Society this week, when turned 20 April 1991 strike, only RL deployed reminded of those events ("1991 th eyes of the participant. hundred thousand near the Government House," "Were the workers stormed a house on Karl Marx?", "Why Workers asvistali Shushkevich? ").
The ratio of state-owned media is understandable but not written about the strike and independent newspapers in including and online resources. Of course, the attention of the public and journalists are now focused on the sentences for "December 19", which is absolutely logical. But the silence about the mass action of the workers (more than a hundred thousand people in the square in front of Government House for more than one day, dozens of striking large-scale enterprises, the blockade of rail traffic in Orsha) — in a strange way it looks now, when the worsening economic situation gives grounds for bold predictions about the possible strike and — as a result — the change of power.
More on this later, but first of the myths were born around those now distant events of April and are related just in a political context of what some call the "sausage rebellion."

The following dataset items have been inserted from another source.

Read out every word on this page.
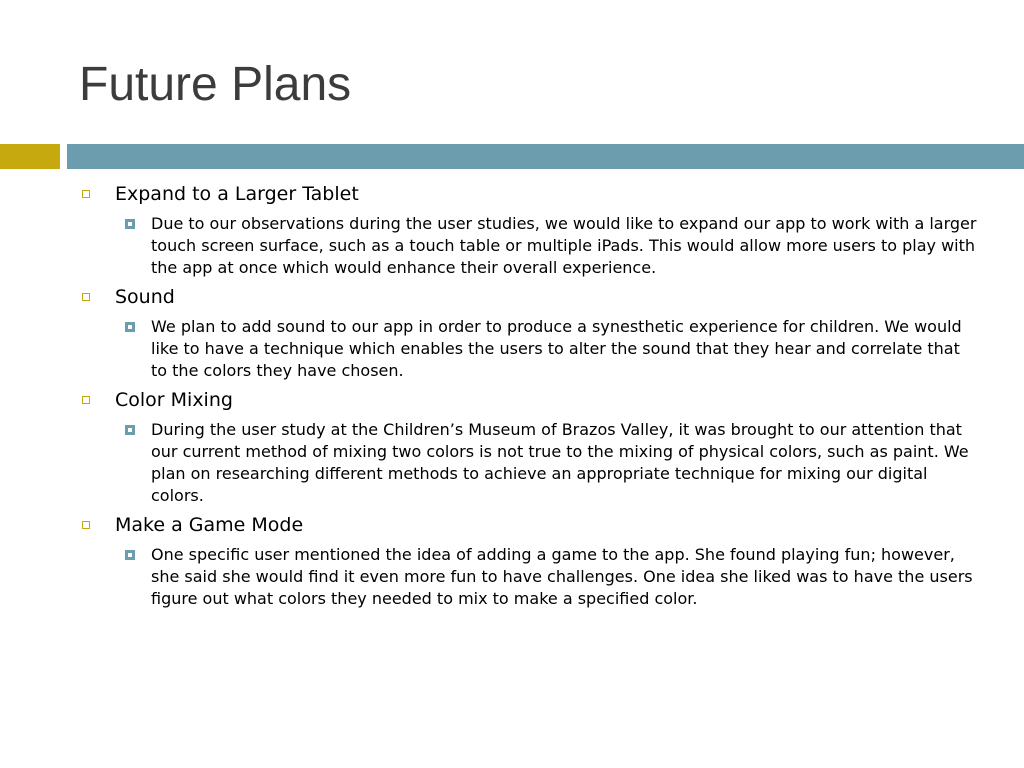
Future Plans
Expand to a Larger Tablet
Due to our observations during the user studies, we would like to expand our app to work with a larger touch screen surface, such as a touch table or multiple iPads. This would allow more users to play with the app at once which would enhance their overall experience.
Sound
We plan to add sound to our app in order to produce a synesthetic experience for children. We would like to have a technique which enables the users to alter the sound that they hear and correlate that to the colors they have chosen.
Color Mixing
During the user study at the Children’s Museum of Brazos Valley, it was brought to our attention that our current method of mixing two colors is not true to the mixing of physical colors, such as paint. We plan on researching different methods to achieve an appropriate technique for mixing our digital colors.
Make a Game Mode
One specific user mentioned the idea of adding a game to the app. She found playing fun; however, she said she would find it even more fun to have challenges. One idea she liked was to have the users figure out what colors they needed to mix to make a specified color.
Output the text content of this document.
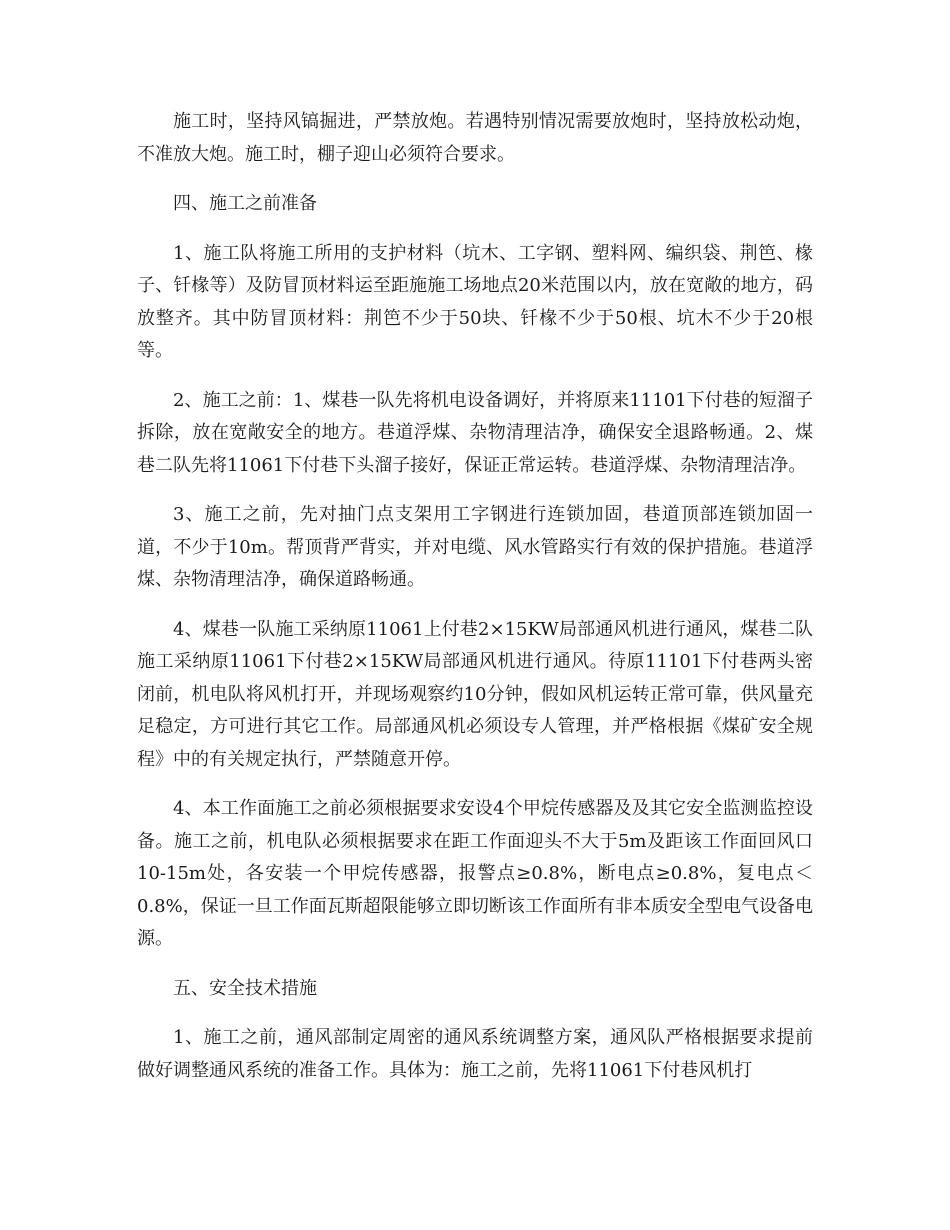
施工时，坚持风镐掘进，严禁放炮。若遇特别情况需要放炮时，坚持放松动炮，不准放大炮。施工时，棚子迎山必须符合要求。

四、施工之前准备

1、施工队将施工所用的支护材料（坑木、工字钢、塑料网、编织袋、荆笆、椽子、钎椽等）及防冒顶材料运至距施施工场地点20米范围以内，放在宽敞的地方，码放整齐。其中防冒顶材料：荆笆不少于50块、钎椽不少于50根、坑木不少于20根等。

2、施工之前：1、煤巷一队先将机电设备调好，并将原来11101下付巷的短溜子拆除，放在宽敞安全的地方。巷道浮煤、杂物清理洁净，确保安全退路畅通。2、煤巷二队先将11061下付巷下头溜子接好，保证正常运转。巷道浮煤、杂物清理洁净。

3、施工之前，先对抽门点支架用工字钢进行连锁加固，巷道顶部连锁加固一道，不少于10m。帮顶背严背实，并对电缆、风水管路实行有效的保护措施。巷道浮煤、杂物清理洁净，确保道路畅通。

4、煤巷一队施工采纳原11061上付巷2×15KW局部通风机进行通风，煤巷二队施工采纳原11061下付巷2×15KW局部通风机进行通风。待原11101下付巷两头密闭前，机电队将风机打开，并现场观察约10分钟，假如风机运转正常可靠，供风量充足稳定，方可进行其它工作。局部通风机必须设专人管理，并严格根据《煤矿安全规程》中的有关规定执行，严禁随意开停。

4、本工作面施工之前必须根据要求安设4个甲烷传感器及及其它安全监测监控设备。施工之前，机电队必须根据要求在距工作面迎头不大于5m及距该工作面回风口10-15m处，各安装一个甲烷传感器，报警点≥0.8%，断电点≥0.8%，复电点＜0.8%，保证一旦工作面瓦斯超限能够立即切断该工作面所有非本质安全型电气设备电源。

五、安全技术措施

1、施工之前，通风部制定周密的通风系统调整方案，通风队严格根据要求提前做好调整通风系统的准备工作。具体为：施工之前，先将11061下付巷风机打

In one of his interviews, philosopher Valentin Akudovich said that in April 1991, working out, "with tryvogi for the collapse of the Soviet Union and the" orgy "democracy", but Pozniak ("it came to the paradoxical"). In this particular way wrenched the then political situation "that they were under white-red-white flags. Another text (among other things, lectures for students of the Belarusian Collegium) of the same Akudovich so assess events in April 1991," in fact it was a powerful protest against perestroika, reforms close the collapse of the Soviet Union, the elimination of socialism and the establishment of democracy, protest, which the Belarusian Vendee then still could not (or not yet solved) adequately articulate. "
Zenon Pozniak, as you know, in days of April 1991, Belarus was not, but that's not it: the idea of the independence of Belarus in recent history really was first announced Pazniak and Opposition MPs BNF all the days worked closely with the leaders of the strike committee (actually, one of the co — Antonchick — he was a member of the Opposition BNF, all the other co-chairs of the strikes were members of the Belarusian Popular Front).
What's bad is that the workers were white-red-white flags? (And were it was under these flags, the then quote a note Vitaly Taras in the "Lima", "perfect order, which moved the overall column under white-red-white flags, frankly, amazed" ("Lim", May 3, 1991)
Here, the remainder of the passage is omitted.